20. Although Petitioners argued that this context alone compelled the finding that the communications were privileged, Petitioners also provided the court with all the disputed e-mails to review in camera, if necessary.  Additionally, Petitioners provided the court with a table explaining the communications, so that the Court could decide, on an e-mail by e-mail basis, whether any of the communications claimed to be privileged were privileged.  Both the e-mails and the table explaining the context of the e-mails were submitted under seal.

 21. On April 21, 2005, Real Parties filed a Reply Brief in Support of their Motion to Compel.

 22. On April 25, 2005, Petitioners filed Objections to the Declaration of Eric J. Schindler in Support of the Motion to Compel.

 23. On April 28, 2005, this matter was called for hearing before the Honorable Jane D. Myers.  Respondent Court ruled in favor of Real Parties, providing virtually no support for its ruling.  The Court stated only that insufficient evidence had been presented to support the claim of the attorney-client privilege.  Respondent Court refused to conduct an in camera review of the e-mails, stating that was “unnecessary.”  The Court then ordered Petitioners to produce the e-mails they contended were confidential by May 9, 2005.

 24. Contrary to Respondent’s ruling, the Court had more than sufficient evidence to determine that the e-mails sought to be produced were in fact privileged.  Petitioners established that their communications began within four days of the hiring of counsel to further their interests in an unlawful eviction proceeding and thereafter, their communications concerned either the unlawful detainer proceeding or this civil action.  Thus, they established that these communications concerned information conveyed to counsel and information conveyed from counsel. 

Petitioners established that those communications were meant to be confidential.  Petitioners established that those communications had not been disclosed to any unnecessary third party.   Petitioners established that their communications were necessary to further their interests of the litigation.   Petitioners provided the Court with the e-mails themselves and with a document explaining the context of those e-mails, so that the court could conduct an in camera review to determine whether Petitioners had met their burden of establishing that the communications were privileged, if there was any question in this regard.  Finally, Petitioners presented the Court with case law directly on point that these elements having been met, Petitioners had established their burden that their e-mail communications were privileged.

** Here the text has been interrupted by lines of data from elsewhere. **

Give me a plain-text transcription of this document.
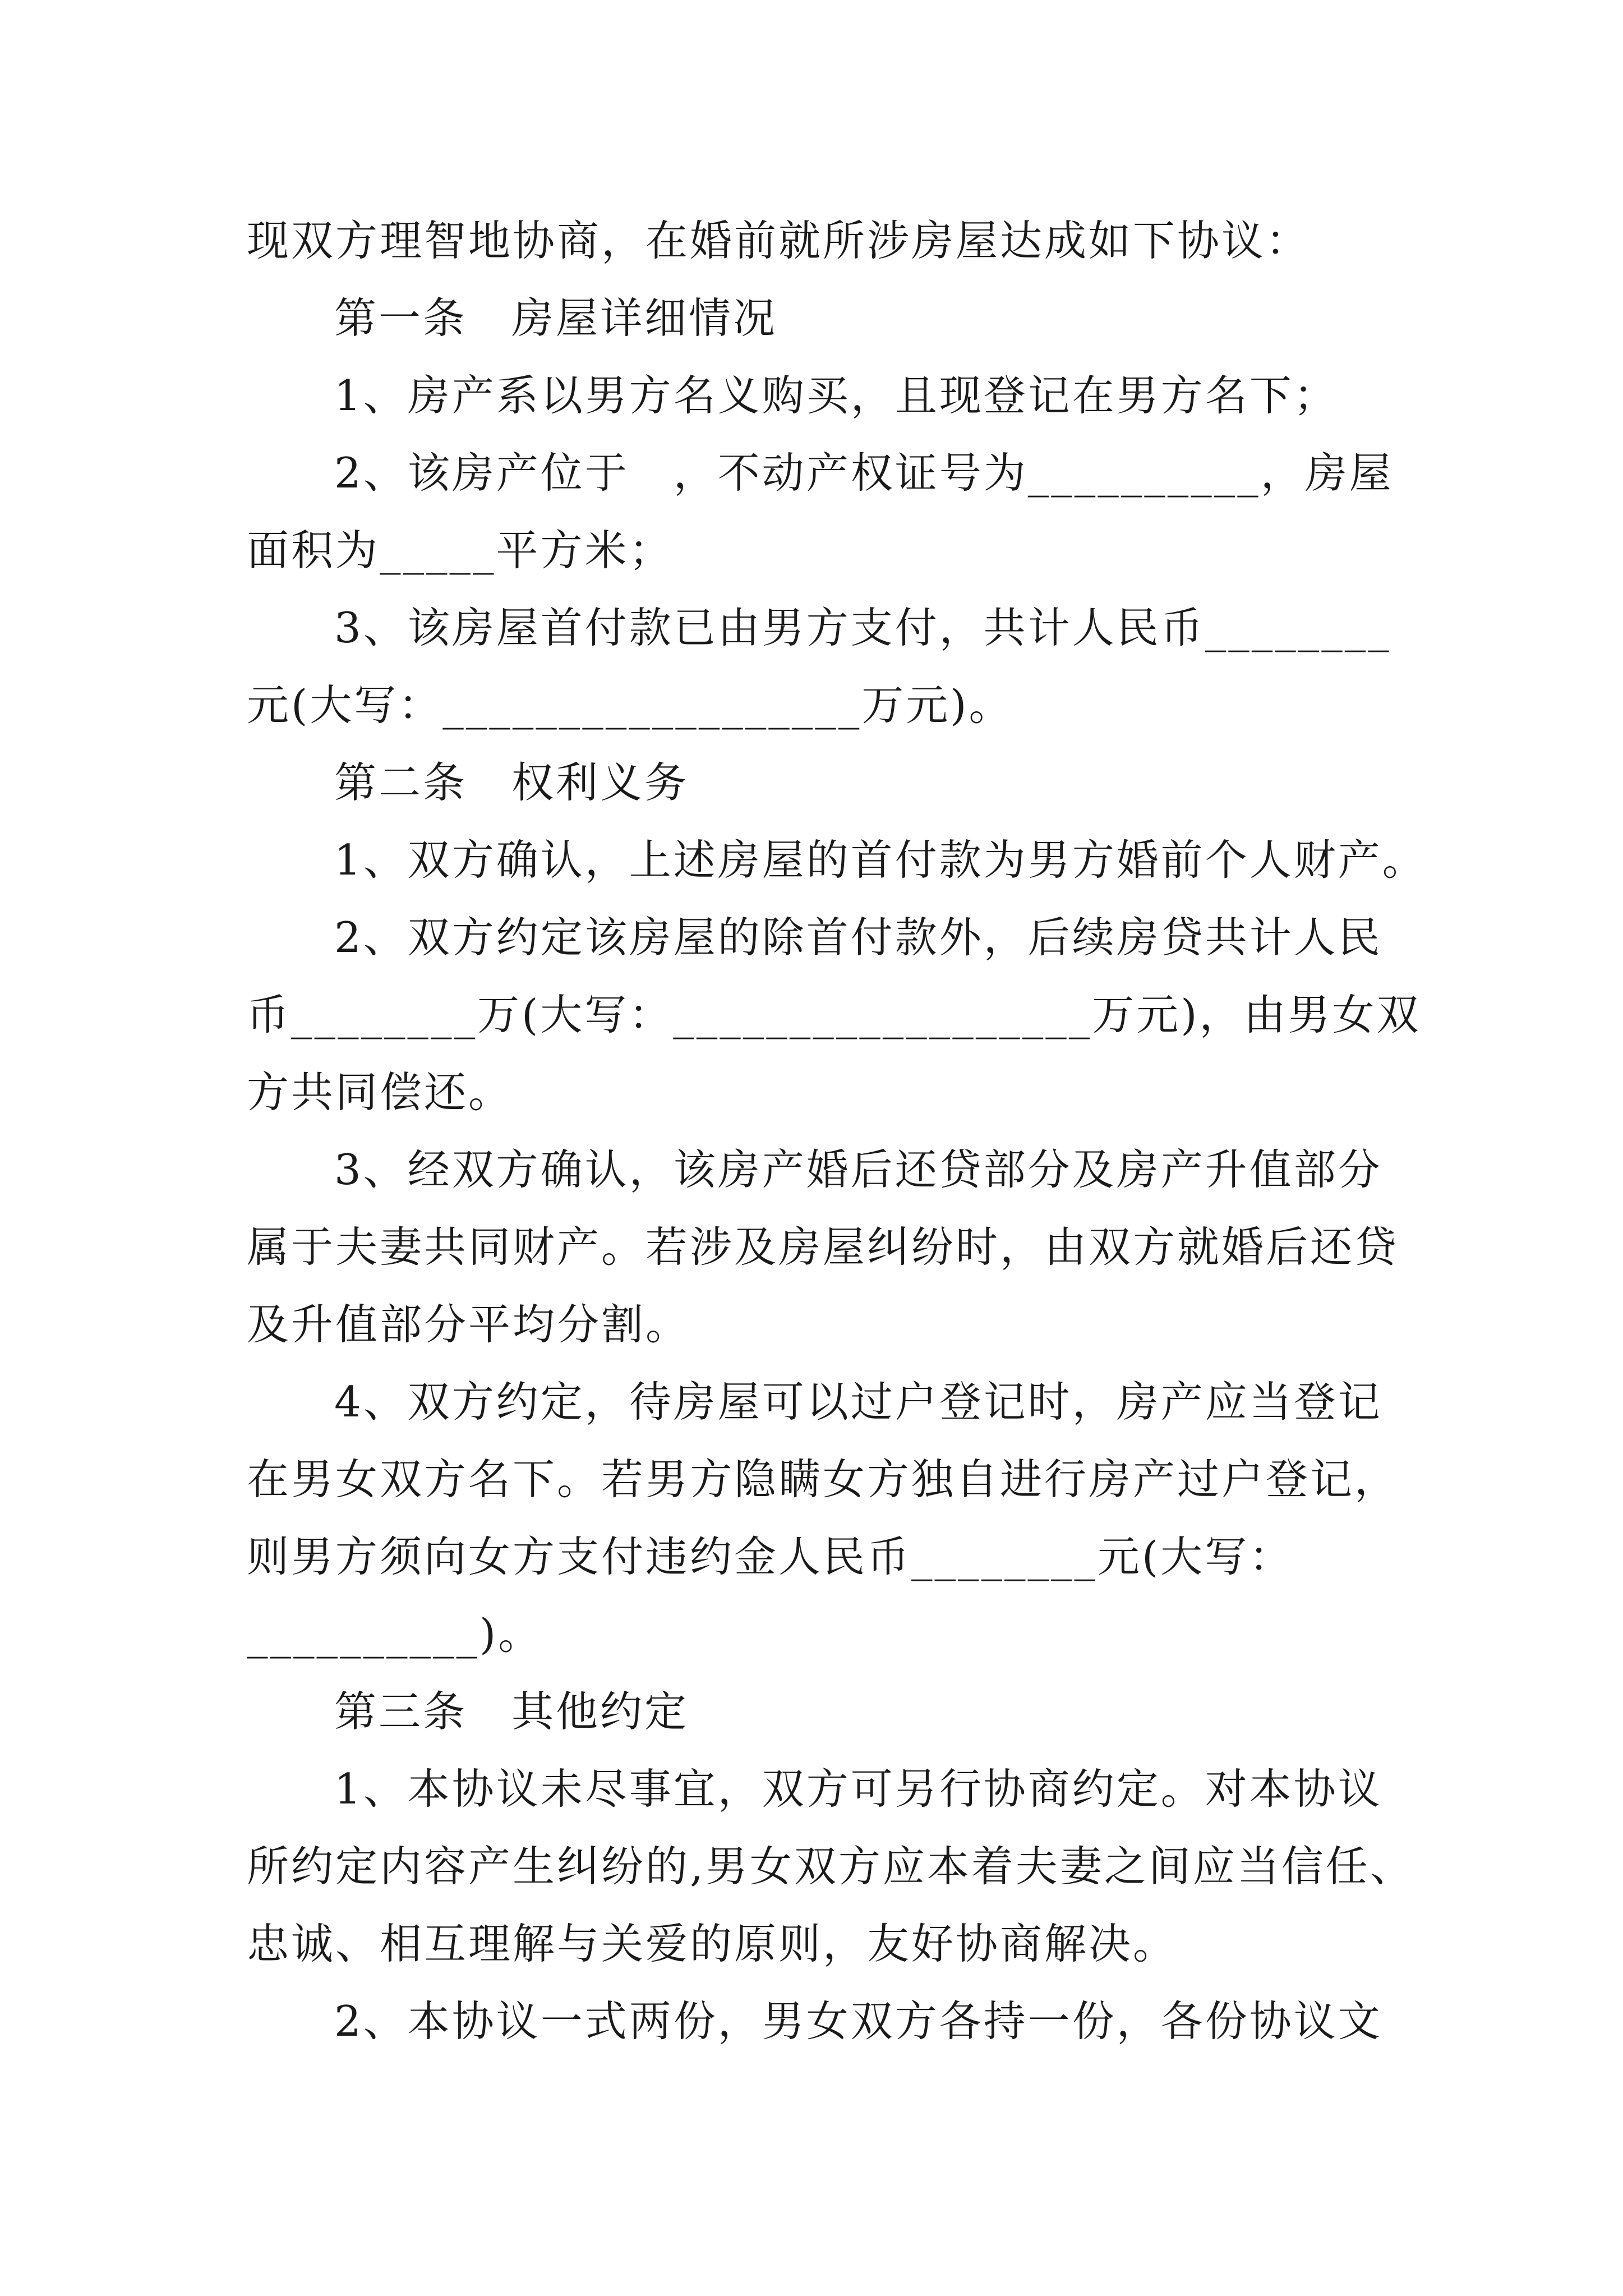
现双方理智地协商，在婚前就所涉房屋达成如下协议：
第一条　房屋详细情况
1、房产系以男方名义购买，且现登记在男方名下；
2、该房产位于　，不动产权证号为__________，房屋
面积为_____平方米；
3、该房屋首付款已由男方支付，共计人民币________
元(大写：__________________万元)。
第二条　权利义务
1、双方确认，上述房屋的首付款为男方婚前个人财产。
2、双方约定该房屋的除首付款外，后续房贷共计人民
币________万(大写：__________________万元)，由男女双
方共同偿还。
3、经双方确认，该房产婚后还贷部分及房产升值部分
属于夫妻共同财产。若涉及房屋纠纷时，由双方就婚后还贷
及升值部分平均分割。
4、双方约定，待房屋可以过户登记时，房产应当登记
在男女双方名下。若男方隐瞒女方独自进行房产过户登记，
则男方须向女方支付违约金人民币________元(大写：
__________)。
第三条　其他约定
1、本协议未尽事宜，双方可另行协商约定。对本协议
所约定内容产生纠纷的,男女双方应本着夫妻之间应当信任、
忠诚、相互理解与关爱的原则，友好协商解决。
2、本协议一式两份，男女双方各持一份，各份协议文
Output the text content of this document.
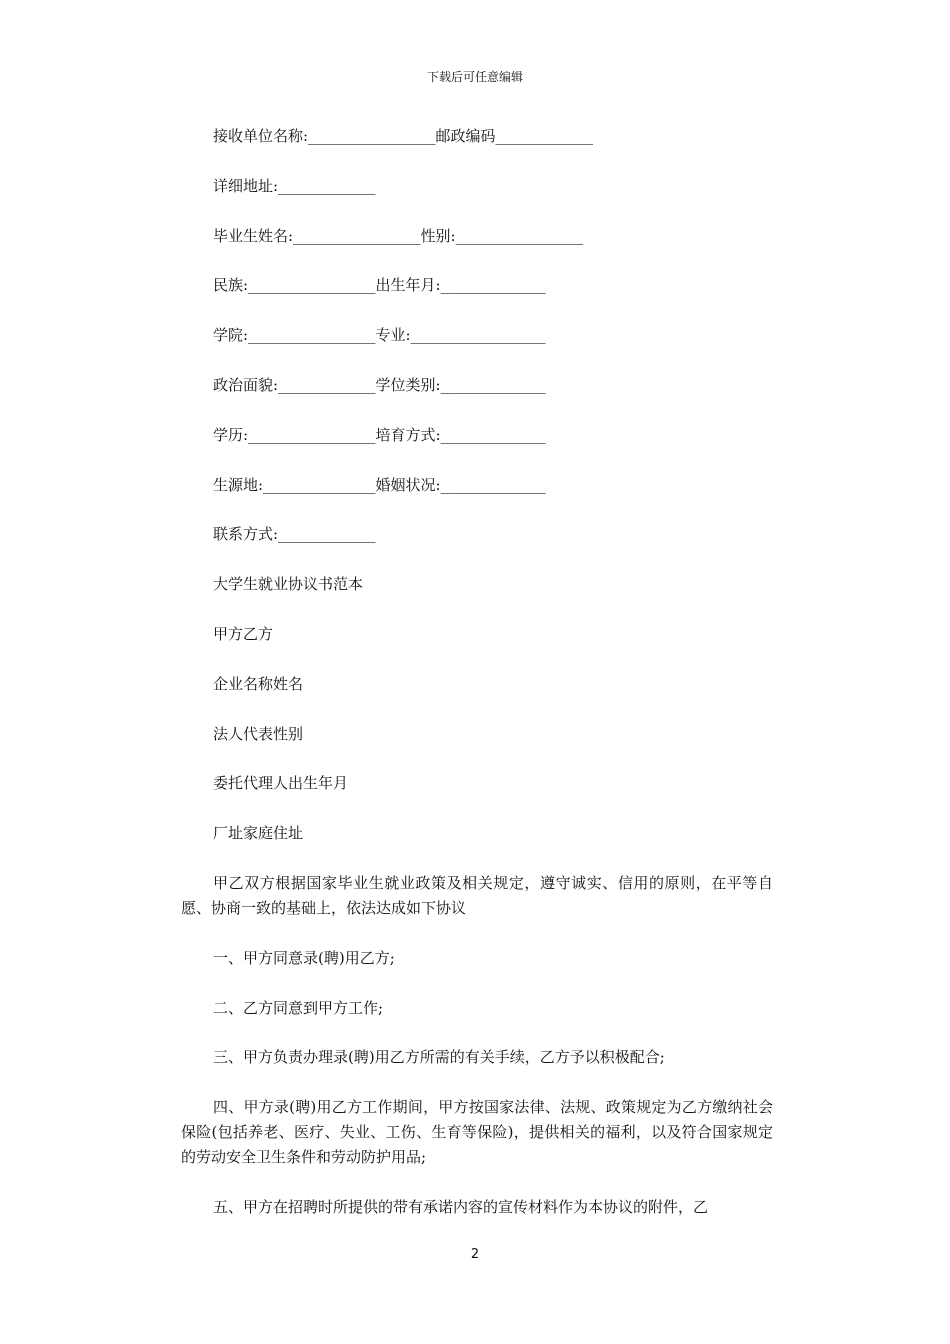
下载后可任意编辑
接收单位名称:_________________邮政编码_____________
详细地址:_____________
毕业生姓名:_________________性别:_________________
民族:_________________出生年月:______________
学院:_________________专业:__________________
政治面貌:_____________学位类别:______________
学历:_________________培育方式:______________
生源地:_______________婚姻状况:______________
联系方式:_____________
大学生就业协议书范本
甲方乙方
企业名称姓名
法人代表性别
委托代理人出生年月
厂址家庭住址
甲乙双方根据国家毕业生就业政策及相关规定，遵守诚实、信用的原则，在平等自愿、协商一致的基础上，依法达成如下协议
一、甲方同意录(聘)用乙方;
二、乙方同意到甲方工作;
三、甲方负责办理录(聘)用乙方所需的有关手续，乙方予以积极配合;
四、甲方录(聘)用乙方工作期间，甲方按国家法律、法规、政策规定为乙方缴纳社会保险(包括养老、医疗、失业、工伤、生育等保险)，提供相关的福利，以及符合国家规定的劳动安全卫生条件和劳动防护用品;
五、甲方在招聘时所提供的带有承诺内容的宣传材料作为本协议的附件，乙
2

25. Instead of reviewing the e-mails and the log explaining the context, the court returned unopened the e-mails along with the sealed table explaining the context of those e-mails.

26. The Court’s ruling if not reversed, will unnecessarily undermine Petitioners’ defense.

27.   Petitioners have no plain, speedy and adequate remedy under law.  The Court’s Order is not separately appealable.  Appeal from any final judgment would not be an adequate remedy because in the meantime plaintiffs will have been provided with communications that Petitioners contend are privileged under the attorney-client privilege.

 28.  An immediate stay of the trial court’s order is necessary and appropriate for these reasons.    


WHEREFORE, Petitioner prays that this Court:

 1. Issue an immediate stay of Respondent Court’s April 28, 2005 Order pending final resolution of this writ proceeding.

 2. Either (a) issue its peremptory writ of mandate directing Respondent Court to set aside and vacate its April 28, 2005 order compelling production of attorney-client privileged documents, and enter a new order denying the production of such documents; (b) issue its peremptory writ of mandate directing Respondent Court to set aside and vacate its April 28, 2005 order and instead review in camera each document claimed to be privileged; (c) issue an alternative writ directing Respondent Court to show cause why it should not so be directed, and upon return to the alternative writ, issue the peremptory writ set forth in subparagraph (a) next above; or (d) other appropriate relief.

3.  Award Petitioners their costs incurred in this proceeding.